Vardan, 24 Ekim'de Mardin şubelerini açtıklarını hatırlatarak, bugün de Sivas şubelerinin açılışını gerçekleştirdiklerini ve bundan sonra da sürdürmekte oldukları yeni şube açma ve temsilcilik oluşturma çalışmalarına devam edeceklerini söyledi.
Hedeflerinin, "Gücünü Anadolu'dan alan MÜSİAD" tabirini perçinlemek için Türkiye'de mümkün olabilen her bölgede MÜSİAD'ın bayrağını dalgalandırmak olduğunu dile getiren Vardan, şunları kaydetti:
"Bugün açılışını gerçekleştirdiğimiz şubemizin, Sivas ilinin tarımda, ticarette, sanayide ve turizmde mevcut olan potansiyelini daha verimli kullanmasına katkı sağlayacağına inanıyoruz.

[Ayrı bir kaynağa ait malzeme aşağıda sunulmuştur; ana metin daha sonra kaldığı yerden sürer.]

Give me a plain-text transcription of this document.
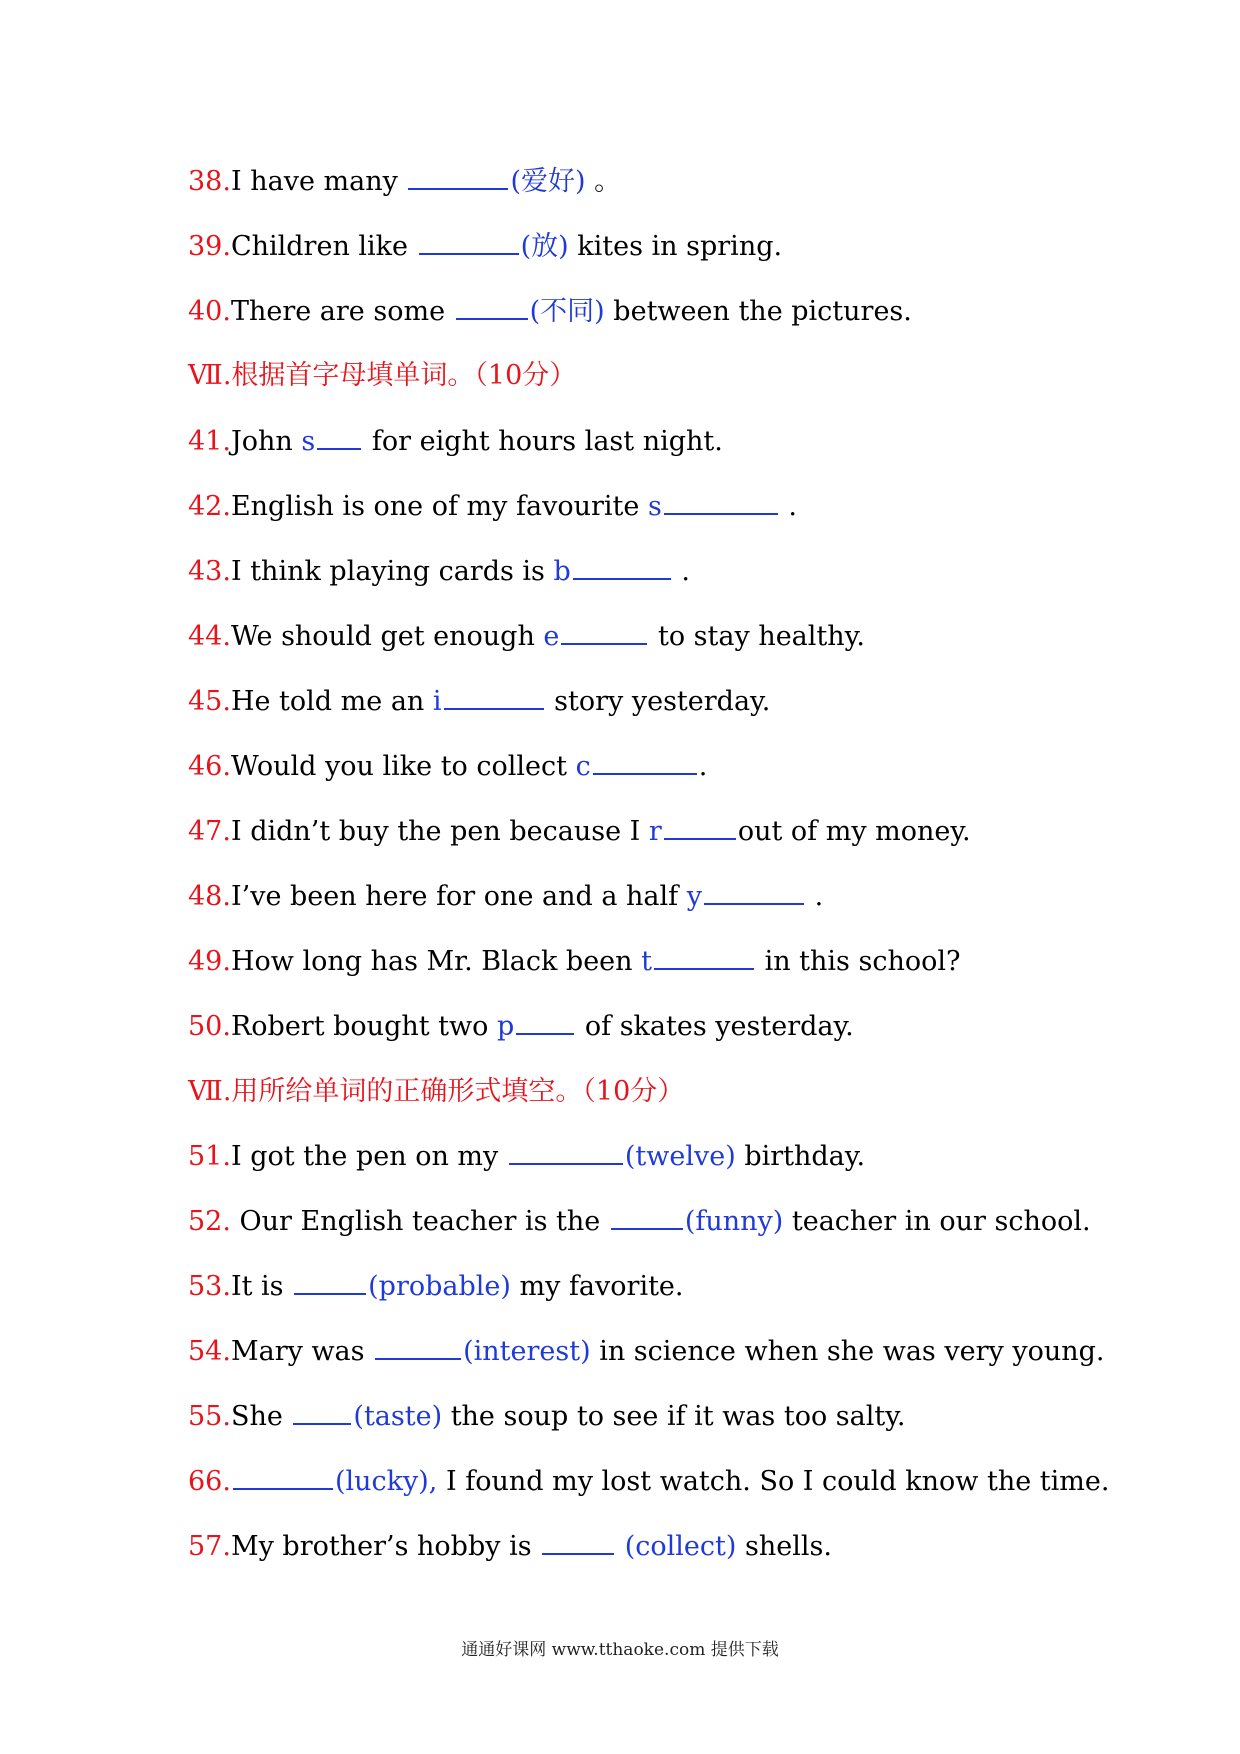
38.I have many	(爱好) 。
39.Children like	(放) kites in spring.
40.There are some	(不同) between the pictures.
Ⅶ.根据首字母填单词。（10分）
41.John s for eight hours last night.
42.English is one of my favourite s	.
43.I think playing cards is b	.
44.We should get enough e	to stay healthy.
45.He told me an i	story yesterday.
46.Would you like to collect c	.
47.I didn’t buy the pen because I r	out of my money.
48.I’ve been here for one and a half y	.
49.How long has Mr. Black been t	in this school?
50.Robert bought two p of skates yesterday.
Ⅶ.用所给单词的正确形式填空。（10分）
51.I got the pen on my	(twelve) birthday.
52. Our English teacher is the	(funny) teacher in our school.
53.It is	(probable) my favorite.
54.Mary was	(interest) in science when she was very young.
55.She (taste) the soup to see if it was too salty.
66.	(lucky), I found my lost watch. So I could know the time.
57.My brother’s hobby is	(collect) shells.
通通好课网 www.tthaoke.com 提供下载
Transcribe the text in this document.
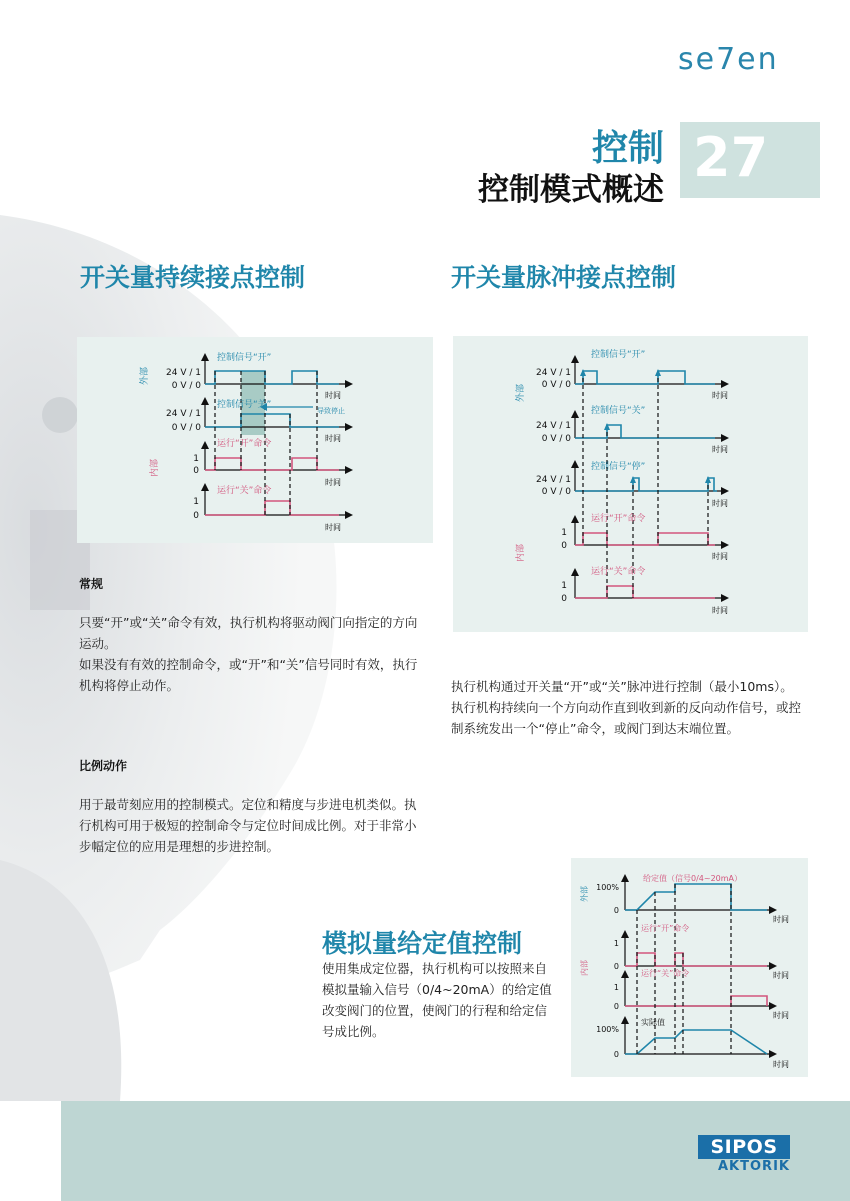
se7en
控制
控制模式概述
27
开关量持续接点控制
控制信号“开”
控制信号“关”
导致停止
运行“开”命令
运行“关”命令
24 V / 1
0 V / 0
24 V / 1
0 V / 0
1
0
1
0
时间
时间
时间
时间
外部
内部
常规

只要“开”或“关”命令有效，执行机构将驱动阀门向指定的方向运动。

如果没有有效的控制命令，或“开”和“关”信号同时有效，执行机构将停止动作。

比例动作
用于最苛刻应用的控制模式。定位和精度与步进电机类似。执行机构可用于极短的控制命令与定位时间成比例。对于非常小步幅定位的应用是理想的步进控制。
开关量脉冲接点控制
控制信号“开”
控制信号“关”
控制信号“停”
运行“开”命令
运行“关”命令
24 V / 1
0 V / 0
24 V / 1
0 V / 0
24 V / 1
0 V / 0
1
0
1
0
时间
时间
时间
时间
时间
外部
内部

执行机构通过开关量“开”或“关”脉冲进行控制（最小10ms）。

执行机构持续向一个方向动作直到收到新的反向动作信号，或控制系统发出一个“停止”命令，或阀门到达末端位置。

模拟量给定值控制
使用集成定位器，执行机构可以按照来自模拟量输入信号（0/4~20mA）的给定值改变阀门的位置，使阀门的行程和给定信号成比例。
给定值（信号0/4~20mA）
运行“开”命令
运行“关”命令
实际值
100%
0
1
0
1
0
100%
0
时间
时间
时间
时间
外部
内部
SIPOS
AKTORIK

İstanbul'da veya Sivas dışında diğer bölgelerde yerleşik Sivaslı iş adamlarımızın yatırımlarında kendi memleketlerini öncelikli olarak gündeme almalarını çok gerekli ve önemli buluyorum. Projelerini ortaya koysunlar. MÜSİAD Sivas Şubesi de bu plan ve projelerin tartışılacağı bir platform işlevi görecek ve projelerin gerçekleşmesi için bizatihi elini taşın altına koyacaktır."
Sivas'tan bekledikleri silkinmenin aslında tüm Türkiye için de geçerli olduğuna dikkat çeken Vardan, sözlerini şöyle tamamladı:
"Bu nedenle beklentilerimizin ne kadar önemli olduğu, yapmamız gereken işlerin ne kadar çok olduğu gün gibi ortadır. Ne var ki, buna rağmen hala bazı gözler bu gerçekleri göremiyor ve bu nedenle ekonomimiz siyasi çekişmelerden bir türlü sıyrılamıyor. Ekonomimizin güvene ihtiyacı olduğu kadar siyasetin de yine güvene dayalı bir zemine ihtiyacı var. Oysa 2007 yılından bu yana siyasi çekişmelerden, güven bunalımından ve çeşitli istikrarsızlıklardan dolayı kaybettiğimiz hızın, ayaklarımıza vurulmuş prangalar gibi hala önümüze engeller çıkardığını hepimiz gördük. Gördük, ama anlaşılan bu yeterli değil. Artık vakit, ders alma vaktidir. Artık, Türkiye'nin daha fazla çekişmeye ve zaman kaybetmeye tahammülü yoktur."